With slogans like “Monkey Killer” and “Bedtime for Bonzo” scrawled on the backs of their helmets, the soldiers take out a handful of the apes before being overrun. But Caesar, who just wants to be left alone and only continues fighting to protect his fellow apes, releases four of the insurgents with a message for their Colonel (Woody Harrelson): “Leave us the woods, and the killing can stop.”
But when the Colonel responds to that kindness with an attack that results in an unimaginable loss for Caesar, it’s a line that can’t be uncrossed, and the once-docile chimp spends the rest of the movie fighting to regain the humanity he’s learned and against his baser instincts for revenge.

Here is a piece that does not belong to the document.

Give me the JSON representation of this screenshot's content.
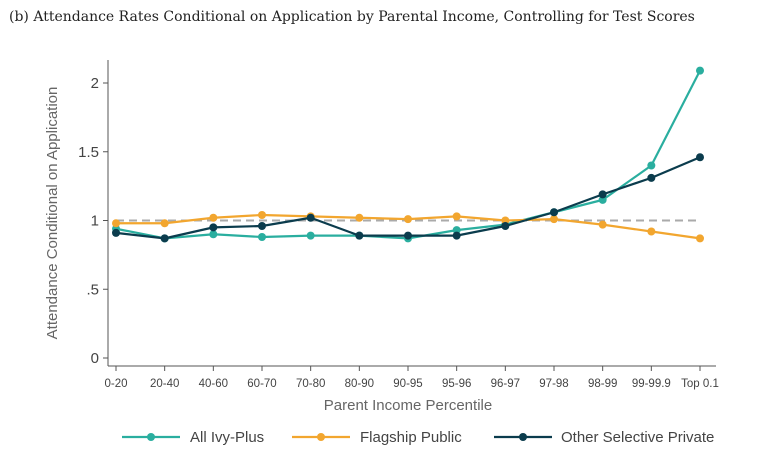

Sending the rest of the apes to safety, Caesar sets out with his trusted ally Rocket (“Mystere” alum Terry Notary), orangutan Maurice (Karin Konoval) and gorilla Luca (Michael Adamthwaite) to destroy the Colonel and any members of his army that get in the way.
During their journey, they come across a mute girl who comes to be called Nova (Amiah Miller) and is essentially adopted by Maurice. But their greatest discovery is an awkward, Gollum-looking little chimp known as Bad Ape (Steve Zahn), because that’s all he ever was called in the zoo where he lived until humans started getting sick and began slaughtering his fellow inmates. He’s been alone ever since. Terrified of leaving the safety of the cave he calls home, trying to get the posse to retreat at every turn and wearing a tiny ski vest for warmth, Bad Ape is guaranteed to break your heart.

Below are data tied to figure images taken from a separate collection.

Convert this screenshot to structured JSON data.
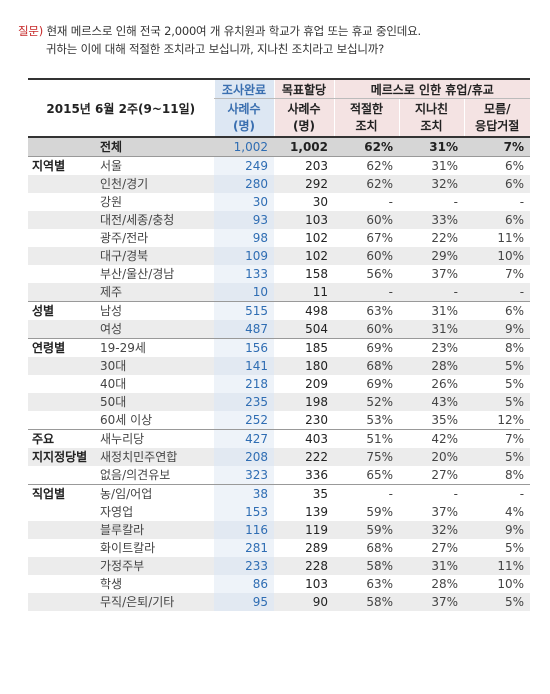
{
  "question": {
    "prefix": "질문)",
    "line1": "현재 메르스로 인해 전국 2,000여 개 유치원과 학교가 휴업 또는 휴교 중인데요.",
    "line2": "귀하는 이에 대해 적절한 조치라고 보십니까, 지나친 조치라고 보십니까?"
  },
  "header": {
    "date": "2015년 6월 2주(9~11일)",
    "col_done_top": "조사완료",
    "col_done_sub": "사례수",
    "col_done_unit": "(명)",
    "col_target_top": "목표할당",
    "col_target_sub": "사례수",
    "col_target_unit": "(명)",
    "group_title": "메르스로 인한 휴업/휴교",
    "resp1_a": "적절한",
    "resp1_b": "조치",
    "resp2_a": "지나친",
    "resp2_b": "조치",
    "resp3_a": "모름/",
    "resp3_b": "응답거절"
  },
  "rows": [
    {
      "group": "",
      "label": "전체",
      "n1": "1,002",
      "n2": "1,002",
      "p1": "62%",
      "p2": "31%",
      "p3": "7%"
    },
    {
      "group": "지역별",
      "label": "서울",
      "n1": "249",
      "n2": "203",
      "p1": "62%",
      "p2": "31%",
      "p3": "6%"
    },
    {
      "group": "",
      "label": "인천/경기",
      "n1": "280",
      "n2": "292",
      "p1": "62%",
      "p2": "32%",
      "p3": "6%"
    },
    {
      "group": "",
      "label": "강원",
      "n1": "30",
      "n2": "30",
      "p1": "-",
      "p2": "-",
      "p3": "-"
    },
    {
      "group": "",
      "label": "대전/세종/충청",
      "n1": "93",
      "n2": "103",
      "p1": "60%",
      "p2": "33%",
      "p3": "6%"
    },
    {
      "group": "",
      "label": "광주/전라",
      "n1": "98",
      "n2": "102",
      "p1": "67%",
      "p2": "22%",
      "p3": "11%"
    },
    {
      "group": "",
      "label": "대구/경북",
      "n1": "109",
      "n2": "102",
      "p1": "60%",
      "p2": "29%",
      "p3": "10%"
    },
    {
      "group": "",
      "label": "부산/울산/경남",
      "n1": "133",
      "n2": "158",
      "p1": "56%",
      "p2": "37%",
      "p3": "7%"
    },
    {
      "group": "",
      "label": "제주",
      "n1": "10",
      "n2": "11",
      "p1": "-",
      "p2": "-",
      "p3": "-"
    },
    {
      "group": "성별",
      "label": "남성",
      "n1": "515",
      "n2": "498",
      "p1": "63%",
      "p2": "31%",
      "p3": "6%"
    },
    {
      "group": "",
      "label": "여성",
      "n1": "487",
      "n2": "504",
      "p1": "60%",
      "p2": "31%",
      "p3": "9%"
    },
    {
      "group": "연령별",
      "label": "19-29세",
      "n1": "156",
      "n2": "185",
      "p1": "69%",
      "p2": "23%",
      "p3": "8%"
    },
    {
      "group": "",
      "label": "30대",
      "n1": "141",
      "n2": "180",
      "p1": "68%",
      "p2": "28%",
      "p3": "5%"
    },
    {
      "group": "",
      "label": "40대",
      "n1": "218",
      "n2": "209",
      "p1": "69%",
      "p2": "26%",
      "p3": "5%"
    },
    {
      "group": "",
      "label": "50대",
      "n1": "235",
      "n2": "198",
      "p1": "52%",
      "p2": "43%",
      "p3": "5%"
    },
    {
      "group": "",
      "label": "60세 이상",
      "n1": "252",
      "n2": "230",
      "p1": "53%",
      "p2": "35%",
      "p3": "12%"
    },
    {
      "group": "주요",
      "label": "새누리당",
      "n1": "427",
      "n2": "403",
      "p1": "51%",
      "p2": "42%",
      "p3": "7%"
    },
    {
      "group": "지지정당별",
      "label": "새정치민주연합",
      "n1": "208",
      "n2": "222",
      "p1": "75%",
      "p2": "20%",
      "p3": "5%"
    },
    {
      "group": "",
      "label": "없음/의견유보",
      "n1": "323",
      "n2": "336",
      "p1": "65%",
      "p2": "27%",
      "p3": "8%"
    },
    {
      "group": "직업별",
      "label": "농/임/어업",
      "n1": "38",
      "n2": "35",
      "p1": "-",
      "p2": "-",
      "p3": "-"
    },
    {
      "group": "",
      "label": "자영업",
      "n1": "153",
      "n2": "139",
      "p1": "59%",
      "p2": "37%",
      "p3": "4%"
    },
    {
      "group": "",
      "label": "블루칼라",
      "n1": "116",
      "n2": "119",
      "p1": "59%",
      "p2": "32%",
      "p3": "9%"
    },
    {
      "group": "",
      "label": "화이트칼라",
      "n1": "281",
      "n2": "289",
      "p1": "68%",
      "p2": "27%",
      "p3": "5%"
    },
    {
      "group": "",
      "label": "가정주부",
      "n1": "233",
      "n2": "228",
      "p1": "58%",
      "p2": "31%",
      "p3": "11%"
    },
    {
      "group": "",
      "label": "학생",
      "n1": "86",
      "n2": "103",
      "p1": "63%",
      "p2": "28%",
      "p3": "10%"
    },
    {
      "group": "",
      "label": "무직/은퇴/기타",
      "n1": "95",
      "n2": "90",
      "p1": "58%",
      "p2": "37%",
      "p3": "5%"
    }
  ],
  "row_styles": [
    "total",
    "",
    "alt",
    "",
    "alt",
    "",
    "alt",
    "",
    "alt",
    "sep",
    "alt",
    "sep",
    "alt",
    "",
    "alt",
    "",
    "sep",
    "alt",
    "",
    "sep",
    "",
    "alt",
    "",
    "alt",
    "",
    "alt"
  ]
}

If you’re looking for the truly bad apes, though, they’re the ones referred to as Donkeys. These ape collaborators are either loyal to Koba, Caesar’s militaristic rival who was killed off in 2014’s “Dawn of the Planet of the Apes,” or just hoping to save their own hides by working with the humans. Whether it’s serving as pack animals, sources of intelligence or willing participants in the beating and starving of the apes the Colonel has rounded up in a prison labor camp, there isn’t much the Donkeys won’t do to survive.
In the hands of director Matt Reeves (“Dawn of the Planet of the Apes”), who co-wrote the script with Mark Bomback (“Dawn of the Planet of the Apes”), the prequel breaks the curse of “the third one is always the worst.” Beautiful yet bleak, “War for the Planet of the Apes” is the most accomplished film in the series. It’s surprisingly emotional and truly something to behold.
As the Colonel, Harrelson is all coiled intensity. He refers to the increasingly horrific military action as a “holy war” and surely would be in line to be tried at The Hague — assuming it hasn’t already been overrun by apes.
Serkis continues to amaze as Caesar. Call me a simpleton, but after about 10 minutes, it’s easy to forget you’re not watching real apes but actors wearing motion-capture suits, whose performances are then covered in fur by computer animators.
Much like FX’s stellar “The Americans,” which asks viewers to root for 1980s-era Russian spies who are determined to bring down our government, there’s more than a little conflict over cheering against the humans. The filmmakers, though, make things easier by ensuring there are exactly zero sympathetic humans aside from the very young Nova.
Even if you’re somehow still on the fence, by the time the stunning “War for the Planet of the Apes” turns into a variation on “The Great Esc-Ape,” you’ll be beating your chest with excitement and joy.